# Comedy



## Master of Blades (Mar 8, 2003)

What kinda stuff do you find funny in movies and Tv? Like sexual inuendos or puns or just people acting stupid or anything like that? Do you have a favorite Comedy programme or movie?

Growing up around a lot of black friends they like to take the piss out of how they are portrayed in the world of movies and Tv today (The whole Black man dies first stuff etc) and its kinda grown on me. Thats one of the main reasons I liked Scary Movie 1 and 2 anyways lol. As for other movies Dont be a menace to society while...... was sooooooooo funny and My Wife and Kids with Damon Waynes is fantastic :rofl:


----------



## arnisador (Mar 8, 2003)

They're the best!


----------



## Cliarlaoch (Mar 8, 2003)

I usually really think Satire is one of my favourite things to see or read or listen to, just because it's so CRISP. There's a very brittle, biting, sarcastic humour to it that I enjoy. I also like Sarcasm a lot, in terms of general styles, and banter between a straight man and comic is always a fave (think Abott and Costello or others). 

In terms of what I think is funny in movies... usually satires, again. Dr. Strangelove, Young Frankenstein, that sort of thing. I like Wilder's strand of humour, for one, but I also like guys like Robin Williams who'll get up there and blast away at everything.

Another personal fave in terms of pure comic stuff is Dennis Miller's, Dennis Leary's, and George Carlin's brand of humour.

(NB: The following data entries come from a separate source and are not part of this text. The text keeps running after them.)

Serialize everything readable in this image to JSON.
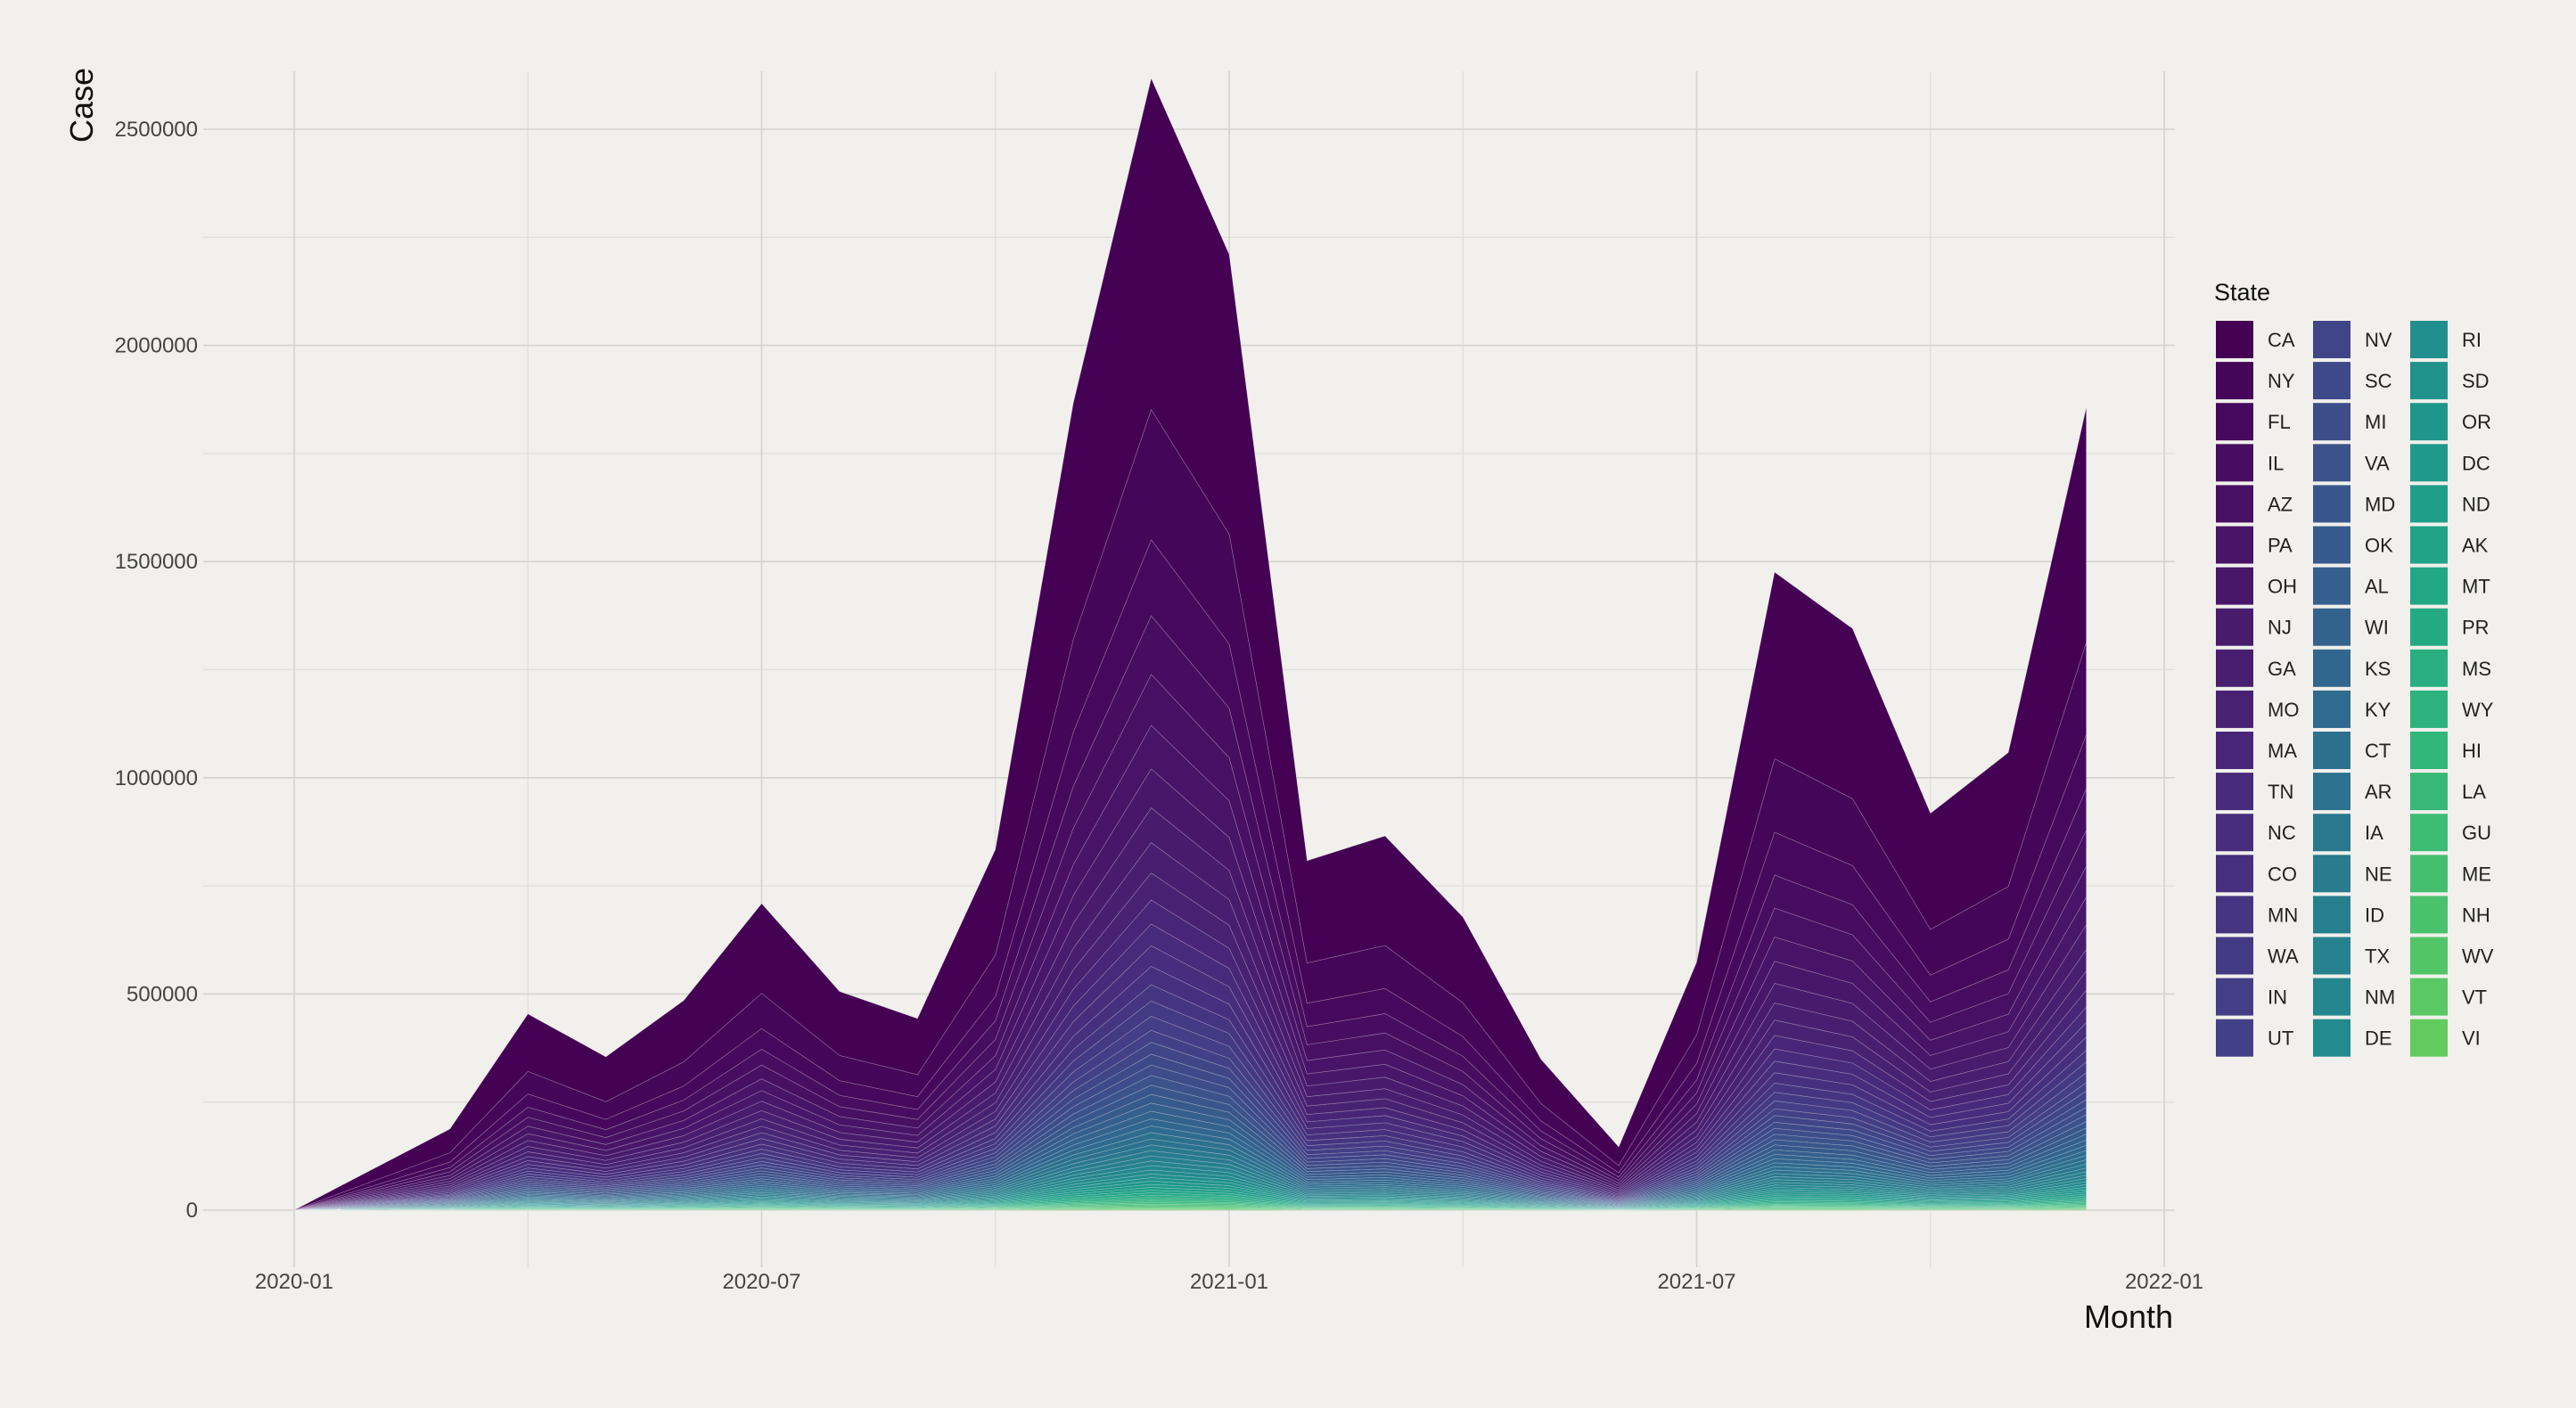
{
  "chart_data": {
    "type": "area",
    "stacked": true,
    "xlabel": "Month",
    "ylabel": "Case",
    "ylim": [
      -100000,
      2650000
    ],
    "y_ticks": [
      0,
      500000,
      1000000,
      1500000,
      2000000,
      2500000
    ],
    "y_tick_labels": [
      "0",
      "500000",
      "1000000",
      "1500000",
      "2000000",
      "2500000"
    ],
    "x_tick_labels": [
      "2020-01",
      "2020-07",
      "2021-01",
      "2021-07",
      "2022-01"
    ],
    "x": [
      "2020-01",
      "2020-03",
      "2020-04",
      "2020-05",
      "2020-06",
      "2020-07",
      "2020-08",
      "2020-09",
      "2020-10",
      "2020-11",
      "2020-12",
      "2021-01",
      "2021-02",
      "2021-03",
      "2021-04",
      "2021-05",
      "2021-06",
      "2021-07",
      "2021-08",
      "2021-09",
      "2021-10",
      "2021-11",
      "2021-12"
    ],
    "total": [
      0,
      180000,
      435000,
      340000,
      465000,
      680000,
      485000,
      425000,
      800000,
      1790000,
      2510000,
      2120000,
      775000,
      830000,
      650000,
      335000,
      140000,
      550000,
      1415000,
      1290000,
      880000,
      1015000,
      1780000
    ],
    "grid": true,
    "legend_title": "State",
    "legend_position": "right",
    "colormap": "viridis",
    "states": [
      "CA",
      "NY",
      "FL",
      "IL",
      "AZ",
      "PA",
      "OH",
      "NJ",
      "GA",
      "MO",
      "MA",
      "TN",
      "NC",
      "CO",
      "MN",
      "WA",
      "IN",
      "UT",
      "NV",
      "SC",
      "MI",
      "VA",
      "MD",
      "OK",
      "AL",
      "WI",
      "KS",
      "KY",
      "CT",
      "AR",
      "IA",
      "NE",
      "ID",
      "TX",
      "NM",
      "DE",
      "RI",
      "SD",
      "OR",
      "DC",
      "ND",
      "AK",
      "MT",
      "PR",
      "MS",
      "WY",
      "HI",
      "LA",
      "GU",
      "ME",
      "NH",
      "WV",
      "VT",
      "VI"
    ],
    "colors": [
      "#440154",
      "#450558",
      "#46085c",
      "#470d60",
      "#471063",
      "#481467",
      "#481769",
      "#481b6d",
      "#481f70",
      "#482173",
      "#482576",
      "#472a7a",
      "#472d7b",
      "#46307e",
      "#453581",
      "#443983",
      "#433e85",
      "#424086",
      "#404588",
      "#3e4989",
      "#3d4d8a",
      "#3b528b",
      "#39568c",
      "#375a8c",
      "#355f8d",
      "#33638d",
      "#31668e",
      "#2f6b8e",
      "#2d708e",
      "#2c728e",
      "#2a778e",
      "#297b8e",
      "#277f8e",
      "#26828e",
      "#24868e",
      "#238a8d",
      "#218f8d",
      "#20928c",
      "#1f968b",
      "#1f9a8a",
      "#1f9e89",
      "#20a386",
      "#22a785",
      "#24aa83",
      "#28ae80",
      "#2db27d",
      "#32b67a",
      "#37b878",
      "#3dbc74",
      "#44bf70",
      "#4ac16d",
      "#52c569",
      "#5ac864",
      "#62cb5f"
    ],
    "shares": [
      0.305,
      0.12,
      0.07,
      0.054,
      0.047,
      0.04,
      0.036,
      0.032,
      0.028,
      0.025,
      0.022,
      0.02,
      0.019,
      0.017,
      0.015,
      0.014,
      0.013,
      0.011,
      0.011,
      0.01,
      0.0095,
      0.009,
      0.0085,
      0.008,
      0.0075,
      0.007,
      0.0066,
      0.0062,
      0.0058,
      0.0055,
      0.0052,
      0.0049,
      0.0046,
      0.0043,
      0.004,
      0.0037,
      0.0034,
      0.0032,
      0.003,
      0.0028,
      0.0026,
      0.0024,
      0.0022,
      0.002,
      0.0018,
      0.0016,
      0.0014,
      0.0013,
      0.0012,
      0.0011,
      0.001,
      0.0009,
      0.0008,
      0.0007
    ]
  }
}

As you can tell, I like my comedy with lots of acid.


----------



## Master of Blades (Mar 8, 2003)

Aint nothing better


----------



## arnisador (Mar 8, 2003)

Yes, he's a genius.


----------



## Kirk (Mar 8, 2003)

I like it all.  Schtick, slap stick, cerebral, crude.  It just depends on 
WHO'S delivering.  Carlin is the king of cerebral comedy.  Dennis 
Miller comes a close second.  Few are in their class.  Slap stick 
rulers would be David Hyde Pierce, John Ritter, and Dick Van Dyke.
Schtick dominators would be Tim Allen, Louis Anderson, Carrot
Top (YES!, I said Carrot Top!).  Crude royalty would be the likes
of "Dice" Clay, Martin Lawrence, Redd Foxx.  Michael J. Fox is one
hell of a comedian.  His timing is impeccable!  Phil Hartman had
abilities handed down directly from God!


----------



## Jill666 (Mar 8, 2003)

Acerbic humor does it for me like nothing else, I have to agree. But I do have to admit I am easily entertained.

I do NOT like the more obvious sit-com stuff like Lucille Ball or Benny Hill. I never got into the Three Stooges (my hubby will watch the marathons). Love Seinfeld, Simpsons, Titus, the Job, and Roseanne. Why Roseanne? Because THAT was my life. I WAS Darlene. 

The Muppets rocked. 

Monty Python was amazing, the Marx brothers got away with amazing double-entendre for their day (hell it's still funny).

Local boys gone bad I love Denis Leary and Steve Sweeny. (BTW, Steve is on daily as part of a Boston rock station's morning show now, so I wake up to him daily).

My father was a great man. Why? He took me to see the Richard Pryor concert movie as a kid. This from a guy who wouldn't swear in front of us. But he saw genius, and made sure I saw it too.


----------